Preliminary clinical feedback highlights streamlined retrieval and enhanced analytical flexibility via natural-language querying.

7. Theoretical Foundations: Graph–Relational Integration

Underlying the database architecture is a growing body of research on integrating graph data models into relational database environments—most notably, the Typed Graph Model (TGM) framework and metadata-driven schema control (Crowe et al., 2023). TGM permits enterprise-grade semantic enforcement by storing node and edge types as base tables, augmenting SQL syntax to support graph-specific constructs (CREATE Node {...}, MATCH Node {...}). Typed Graph Schema (TGS) encapsulates node sets (NS), edge sets (E), type system (T), and constraints (C), with metadata acting as a bridge between conceptual and physical schema definitions.

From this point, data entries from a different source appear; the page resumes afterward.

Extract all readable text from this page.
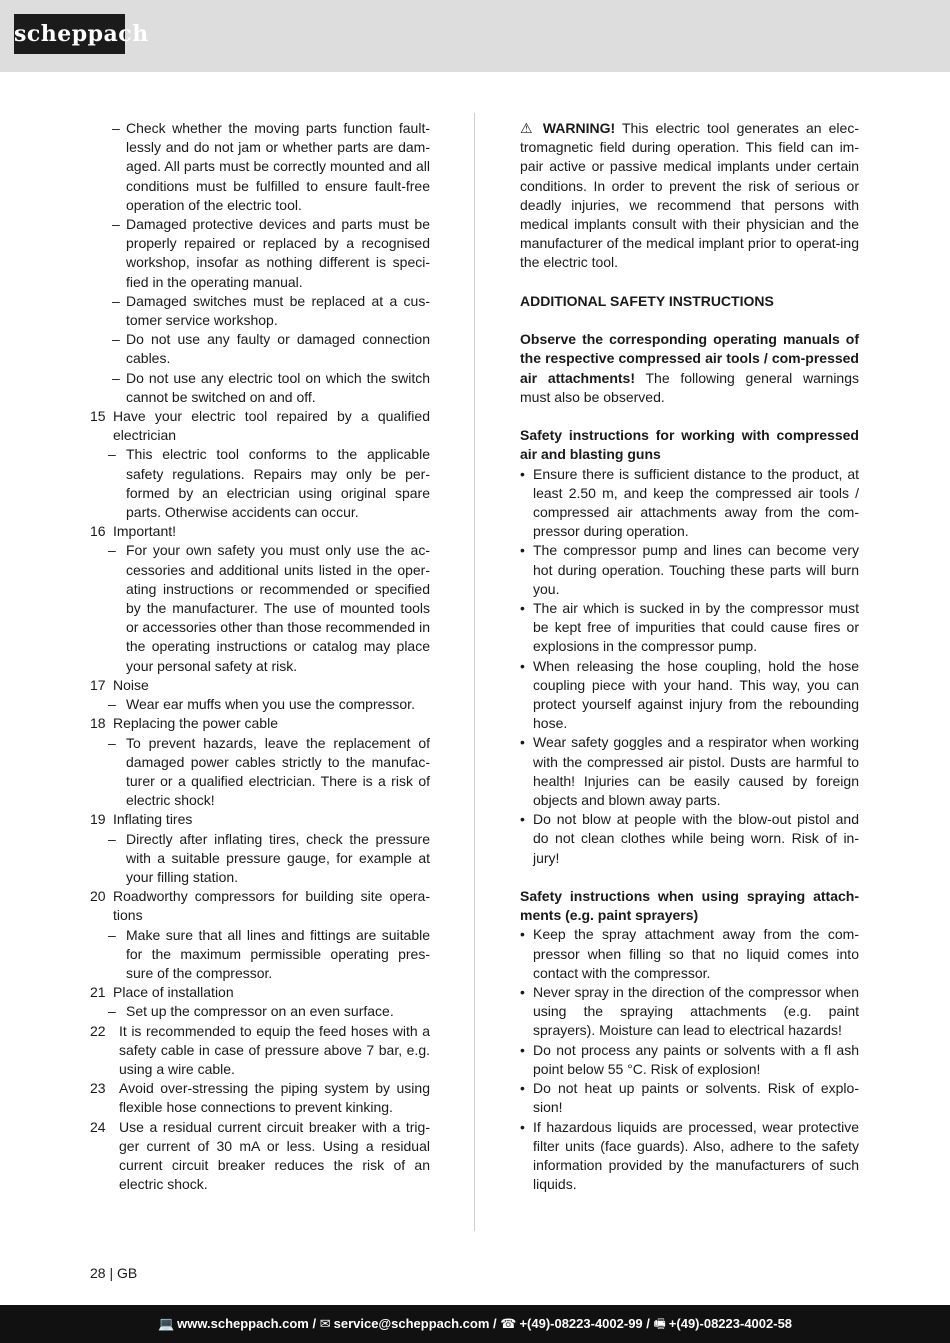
scheppach
– Check whether the moving parts function fault-lessly and do not jam or whether parts are dam-aged. All parts must be correctly mounted and all conditions must be fulfilled to ensure fault-free operation of the electric tool.
– Damaged protective devices and parts must be properly repaired or replaced by a recognised workshop, insofar as nothing different is speci-fied in the operating manual.
– Damaged switches must be replaced at a cus-tomer service workshop.
– Do not use any faulty or damaged connection cables.
– Do not use any electric tool on which the switch cannot be switched on and off.
15 Have your electric tool repaired by a qualified electrician
– This electric tool conforms to the applicable safety regulations. Repairs may only be per-formed by an electrician using original spare parts. Otherwise accidents can occur.
16 Important!
– For your own safety you must only use the ac-cessories and additional units listed in the oper-ating instructions or recommended or specified by the manufacturer. The use of mounted tools or accessories other than those recommended in the operating instructions or catalog may place your personal safety at risk.
17 Noise
– Wear ear muffs when you use the compressor.
18 Replacing the power cable
– To prevent hazards, leave the replacement of damaged power cables strictly to the manufac-turer or a qualified electrician. There is a risk of electric shock!
19 Inflating tires
– Directly after inflating tires, check the pressure with a suitable pressure gauge, for example at your filling station.
20 Roadworthy compressors for building site opera-tions
– Make sure that all lines and fittings are suitable for the maximum permissible operating pres-sure of the compressor.
21 Place of installation
– Set up the compressor on an even surface.
22 It is recommended to equip the feed hoses with a safety cable in case of pressure above 7 bar, e.g. using a wire cable.
23 Avoid over-stressing the piping system by using flexible hose connections to prevent kinking.
24 Use a residual current circuit breaker with a trig-ger current of 30 mA or less. Using a residual current circuit breaker reduces the risk of an electric shock.

⚠ WARNING! This electric tool generates an elec-tromagnetic field during operation. This field can im-pair active or passive medical implants under certain conditions. In order to prevent the risk of serious or deadly injuries, we recommend that persons with medical implants consult with their physician and the manufacturer of the medical implant prior to operat-ing the electric tool.

ADDITIONAL SAFETY INSTRUCTIONS

Observe the corresponding operating manuals of the respective compressed air tools / com-pressed air attachments! The following general warnings must also be observed.

Safety instructions for working with compressed air and blasting guns

• Ensure there is sufficient distance to the product, at least 2.50 m, and keep the compressed air tools / compressed air attachments away from the com-pressor during operation.
• The compressor pump and lines can become very hot during operation. Touching these parts will burn you.
• The air which is sucked in by the compressor must be kept free of impurities that could cause fires or explosions in the compressor pump.
• When releasing the hose coupling, hold the hose coupling piece with your hand. This way, you can protect yourself against injury from the rebounding hose.
• Wear safety goggles and a respirator when working with the compressed air pistol. Dusts are harmful to health! Injuries can be easily caused by foreign objects and blown away parts.
• Do not blow at people with the blow-out pistol and do not clean clothes while being worn. Risk of in-jury!

Safety instructions when using spraying attach-ments (e.g. paint sprayers)

• Keep the spray attachment away from the com-pressor when filling so that no liquid comes into contact with the compressor.
• Never spray in the direction of the compressor when using the spraying attachments (e.g. paint sprayers). Moisture can lead to electrical hazards!
• Do not process any paints or solvents with a fl ash point below 55 °C. Risk of explosion!
• Do not heat up paints or solvents. Risk of explo-sion!
• If hazardous liquids are processed, wear protective filter units (face guards). Also, adhere to the safety information provided by the manufacturers of such liquids.
28 | GB
💻 www.scheppach.com / ✉ service@scheppach.com / ☎ +(49)-08223-4002-99 / 🖷 +(49)-08223-4002-58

This suggests the possibility of evolving peripartum databases toward hybrid implementations, in which relational and graph-based queries coexist, further enhancing capabilities for modeling complex relationships (e.g., care transitions, historical event chains) inherent to obstetric workflows.


In summary, the Unified Peripartum Relational Database synthesizes contemporary relational engineering, graph-modeling theory, and natural-language-to-SQL intelligence to resolve longstanding fragmentation in obstetric information systems. Through rigorous schema and constraint design, advanced integration methods, and clinician-centric interfaces, it offers a robust platform for both high-quality intrapartum care and reproducible biomedical research (Armenise et al., 18 Oct 2025, Crowe et al., 2023).